O autismo visto como complexa e heterogênea condição

Pedro Henrique Corrêa Sobre o autor
2015

The legacy of autism and the future of neurodiversity, lançado em 2015, ganhou diversos prêmios nos Estados Unidos e foi traduzido para mais de 13 línguas, apesar de infelizmente ainda não ter sido publicado em português. Esta resenha visa apresentar a obra ao público brasileiro em primeira mão através da Revista Physis, tentando despertar o interesse para a leitura por todos aqueles que pesquisam ou buscam conhecer essa condição tão complexa e heterogênea, como definiu Silberman, que é o autismo. Além disso, quem sabe a resenha possa despertar o interesse para uma merecida tradução.
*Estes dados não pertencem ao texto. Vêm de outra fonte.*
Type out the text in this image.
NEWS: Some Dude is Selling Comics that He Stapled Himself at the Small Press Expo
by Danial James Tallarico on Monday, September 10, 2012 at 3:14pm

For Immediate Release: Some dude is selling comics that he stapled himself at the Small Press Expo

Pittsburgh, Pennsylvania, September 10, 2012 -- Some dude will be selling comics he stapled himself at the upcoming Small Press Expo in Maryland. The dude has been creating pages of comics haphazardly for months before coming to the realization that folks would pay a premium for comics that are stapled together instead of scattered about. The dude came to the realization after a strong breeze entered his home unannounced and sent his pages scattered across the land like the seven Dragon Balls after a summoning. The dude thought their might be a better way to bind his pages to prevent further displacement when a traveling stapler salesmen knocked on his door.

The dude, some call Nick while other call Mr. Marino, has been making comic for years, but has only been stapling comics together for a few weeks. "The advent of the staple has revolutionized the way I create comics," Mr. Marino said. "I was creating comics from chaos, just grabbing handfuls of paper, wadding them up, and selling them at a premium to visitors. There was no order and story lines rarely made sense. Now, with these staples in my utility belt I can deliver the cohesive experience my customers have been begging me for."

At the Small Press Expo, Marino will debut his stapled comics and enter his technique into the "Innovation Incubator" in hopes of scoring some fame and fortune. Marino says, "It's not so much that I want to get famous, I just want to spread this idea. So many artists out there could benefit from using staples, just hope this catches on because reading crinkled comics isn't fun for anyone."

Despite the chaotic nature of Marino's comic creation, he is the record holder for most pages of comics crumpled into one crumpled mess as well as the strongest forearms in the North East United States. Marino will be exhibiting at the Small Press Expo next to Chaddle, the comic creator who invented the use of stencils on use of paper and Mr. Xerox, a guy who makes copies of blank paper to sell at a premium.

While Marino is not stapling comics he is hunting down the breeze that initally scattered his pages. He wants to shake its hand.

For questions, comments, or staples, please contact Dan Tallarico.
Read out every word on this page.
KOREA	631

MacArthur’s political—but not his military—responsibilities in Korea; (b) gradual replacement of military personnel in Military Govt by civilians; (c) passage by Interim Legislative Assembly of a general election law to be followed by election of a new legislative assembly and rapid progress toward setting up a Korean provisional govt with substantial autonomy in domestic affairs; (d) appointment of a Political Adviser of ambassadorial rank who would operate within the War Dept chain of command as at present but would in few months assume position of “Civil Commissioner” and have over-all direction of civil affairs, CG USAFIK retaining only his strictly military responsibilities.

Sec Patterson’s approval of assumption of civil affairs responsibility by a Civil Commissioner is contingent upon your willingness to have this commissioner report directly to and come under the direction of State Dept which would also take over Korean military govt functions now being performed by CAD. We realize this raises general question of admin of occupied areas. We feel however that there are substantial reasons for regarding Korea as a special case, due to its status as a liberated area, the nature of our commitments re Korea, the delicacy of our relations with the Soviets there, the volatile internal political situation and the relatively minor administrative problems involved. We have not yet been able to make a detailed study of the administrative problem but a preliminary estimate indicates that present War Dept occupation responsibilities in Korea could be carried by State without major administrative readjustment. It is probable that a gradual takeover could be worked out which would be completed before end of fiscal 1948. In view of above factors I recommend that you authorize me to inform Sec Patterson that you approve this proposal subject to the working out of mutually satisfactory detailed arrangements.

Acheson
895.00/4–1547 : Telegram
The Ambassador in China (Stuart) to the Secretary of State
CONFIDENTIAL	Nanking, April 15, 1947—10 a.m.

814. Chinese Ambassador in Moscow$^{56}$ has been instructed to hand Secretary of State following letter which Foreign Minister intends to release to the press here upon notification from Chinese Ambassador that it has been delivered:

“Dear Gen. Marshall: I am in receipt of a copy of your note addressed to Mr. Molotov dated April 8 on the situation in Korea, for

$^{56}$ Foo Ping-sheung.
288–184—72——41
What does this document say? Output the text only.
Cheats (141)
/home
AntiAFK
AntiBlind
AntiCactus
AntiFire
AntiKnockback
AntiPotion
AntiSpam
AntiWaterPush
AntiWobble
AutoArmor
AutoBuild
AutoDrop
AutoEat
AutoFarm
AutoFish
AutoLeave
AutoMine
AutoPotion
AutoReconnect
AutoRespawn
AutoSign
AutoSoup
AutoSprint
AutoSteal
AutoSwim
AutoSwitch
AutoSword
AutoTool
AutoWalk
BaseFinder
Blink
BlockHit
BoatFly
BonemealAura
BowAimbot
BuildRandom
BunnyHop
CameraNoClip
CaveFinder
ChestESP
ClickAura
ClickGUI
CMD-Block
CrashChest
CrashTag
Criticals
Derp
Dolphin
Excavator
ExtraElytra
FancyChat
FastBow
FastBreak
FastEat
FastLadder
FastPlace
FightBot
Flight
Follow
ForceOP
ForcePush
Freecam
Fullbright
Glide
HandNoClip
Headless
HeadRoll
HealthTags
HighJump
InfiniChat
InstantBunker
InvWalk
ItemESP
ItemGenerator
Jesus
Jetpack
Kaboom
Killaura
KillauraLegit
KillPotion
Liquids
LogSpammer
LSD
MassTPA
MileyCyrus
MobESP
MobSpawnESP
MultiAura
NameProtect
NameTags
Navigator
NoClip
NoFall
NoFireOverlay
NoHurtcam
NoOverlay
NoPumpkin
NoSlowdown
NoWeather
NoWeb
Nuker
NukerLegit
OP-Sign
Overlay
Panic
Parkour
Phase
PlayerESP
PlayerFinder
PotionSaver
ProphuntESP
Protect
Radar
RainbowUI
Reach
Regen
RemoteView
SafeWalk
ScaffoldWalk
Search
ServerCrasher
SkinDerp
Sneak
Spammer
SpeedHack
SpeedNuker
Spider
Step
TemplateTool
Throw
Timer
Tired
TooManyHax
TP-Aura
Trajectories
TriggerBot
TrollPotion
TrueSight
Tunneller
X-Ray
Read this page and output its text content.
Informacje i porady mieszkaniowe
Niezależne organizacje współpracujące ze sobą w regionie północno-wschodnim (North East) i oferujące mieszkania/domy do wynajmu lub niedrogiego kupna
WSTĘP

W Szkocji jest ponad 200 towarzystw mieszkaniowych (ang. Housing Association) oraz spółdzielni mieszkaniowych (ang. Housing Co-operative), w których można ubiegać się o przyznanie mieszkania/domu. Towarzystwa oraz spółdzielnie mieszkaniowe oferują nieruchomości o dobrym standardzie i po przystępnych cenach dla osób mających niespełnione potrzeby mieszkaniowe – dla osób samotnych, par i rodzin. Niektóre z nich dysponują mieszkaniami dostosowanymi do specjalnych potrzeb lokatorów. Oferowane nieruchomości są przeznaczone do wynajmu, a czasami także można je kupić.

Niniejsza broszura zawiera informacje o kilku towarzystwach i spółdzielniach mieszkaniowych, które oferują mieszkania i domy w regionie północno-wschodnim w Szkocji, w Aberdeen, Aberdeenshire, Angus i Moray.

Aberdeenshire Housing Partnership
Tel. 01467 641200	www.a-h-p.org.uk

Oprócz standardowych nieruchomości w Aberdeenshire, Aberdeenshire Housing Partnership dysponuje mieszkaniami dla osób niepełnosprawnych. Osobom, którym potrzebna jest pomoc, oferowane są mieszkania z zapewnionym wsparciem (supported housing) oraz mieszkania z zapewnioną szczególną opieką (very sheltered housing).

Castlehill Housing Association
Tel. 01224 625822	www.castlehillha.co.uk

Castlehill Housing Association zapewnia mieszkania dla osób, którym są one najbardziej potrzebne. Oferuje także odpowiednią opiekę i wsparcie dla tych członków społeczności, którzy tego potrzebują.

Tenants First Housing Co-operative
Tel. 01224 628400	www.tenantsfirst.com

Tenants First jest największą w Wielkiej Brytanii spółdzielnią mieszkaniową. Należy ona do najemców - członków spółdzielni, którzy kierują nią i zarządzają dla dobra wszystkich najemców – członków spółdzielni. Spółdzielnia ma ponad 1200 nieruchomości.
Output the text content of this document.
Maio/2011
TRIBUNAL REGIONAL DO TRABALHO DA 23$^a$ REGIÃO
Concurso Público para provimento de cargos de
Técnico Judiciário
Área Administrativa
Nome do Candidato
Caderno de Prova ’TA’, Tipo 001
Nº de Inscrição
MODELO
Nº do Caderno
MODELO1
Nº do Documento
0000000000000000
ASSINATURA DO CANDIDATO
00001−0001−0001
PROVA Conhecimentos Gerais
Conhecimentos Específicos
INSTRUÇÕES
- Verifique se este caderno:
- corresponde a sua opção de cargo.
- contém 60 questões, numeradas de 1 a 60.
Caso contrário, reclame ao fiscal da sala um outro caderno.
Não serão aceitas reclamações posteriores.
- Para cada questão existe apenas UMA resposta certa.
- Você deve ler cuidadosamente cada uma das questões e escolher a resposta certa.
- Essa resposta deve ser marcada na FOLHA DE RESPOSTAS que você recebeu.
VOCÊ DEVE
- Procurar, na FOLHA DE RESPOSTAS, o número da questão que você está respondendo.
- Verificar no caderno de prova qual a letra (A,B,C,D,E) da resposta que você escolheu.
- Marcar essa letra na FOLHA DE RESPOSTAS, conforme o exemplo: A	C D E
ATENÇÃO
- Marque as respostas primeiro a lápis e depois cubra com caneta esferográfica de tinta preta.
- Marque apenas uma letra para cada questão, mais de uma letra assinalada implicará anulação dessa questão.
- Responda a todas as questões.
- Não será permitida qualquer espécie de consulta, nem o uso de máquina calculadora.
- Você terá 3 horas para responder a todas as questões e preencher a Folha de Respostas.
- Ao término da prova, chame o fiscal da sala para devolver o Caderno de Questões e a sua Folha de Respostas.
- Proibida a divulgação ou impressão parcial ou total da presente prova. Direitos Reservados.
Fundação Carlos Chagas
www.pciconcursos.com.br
Steve Silberman escreveu, além de Neurotribes, diversos artigos que apareceram em publicações midiáticas e científicas de renome em todo o mundo. Sua profissão é de escritor, mas tem formação acadêmica em Psicologia e Literatura. Certamente o hábito jornalístico de dar voz às pessoas foi crucial na atitude investigativa de Silberman. Mas o que afinal o autor investigou e no que constitui sua descoberta fundamental para que sua pesquisa tenha se tornado tão célebre em diversos espaços?

O livro já começa interessante com o prefácio escrito por Oliver Sacks - para os que não o conhecem, Sacks faleceu em 2015 e foi renomado professor, neurologista e autor de diversas obras que também se tornaram best-sellers nos Estados Unidos -, que classifica a obra como uma história completa e penetrante quanto ao que pretende investigar. Segundo ele, Silberman foi a única pessoa que conheceu disposta a investir a maior parte do seu tempo para simplesmente escutar e tentar entender o que seria o autismo, em uma atitude ao mesmo tempo científica e militante.

O fruto da leitura desse livro por todo o mundo teve um impacto tão grande no modo como se pensava o autismo, que é esperado que dentro dos próximos anos ele se torne leitura obrigatória em cursos sobre o tema e uma das citações favoritas nas publicações científicas.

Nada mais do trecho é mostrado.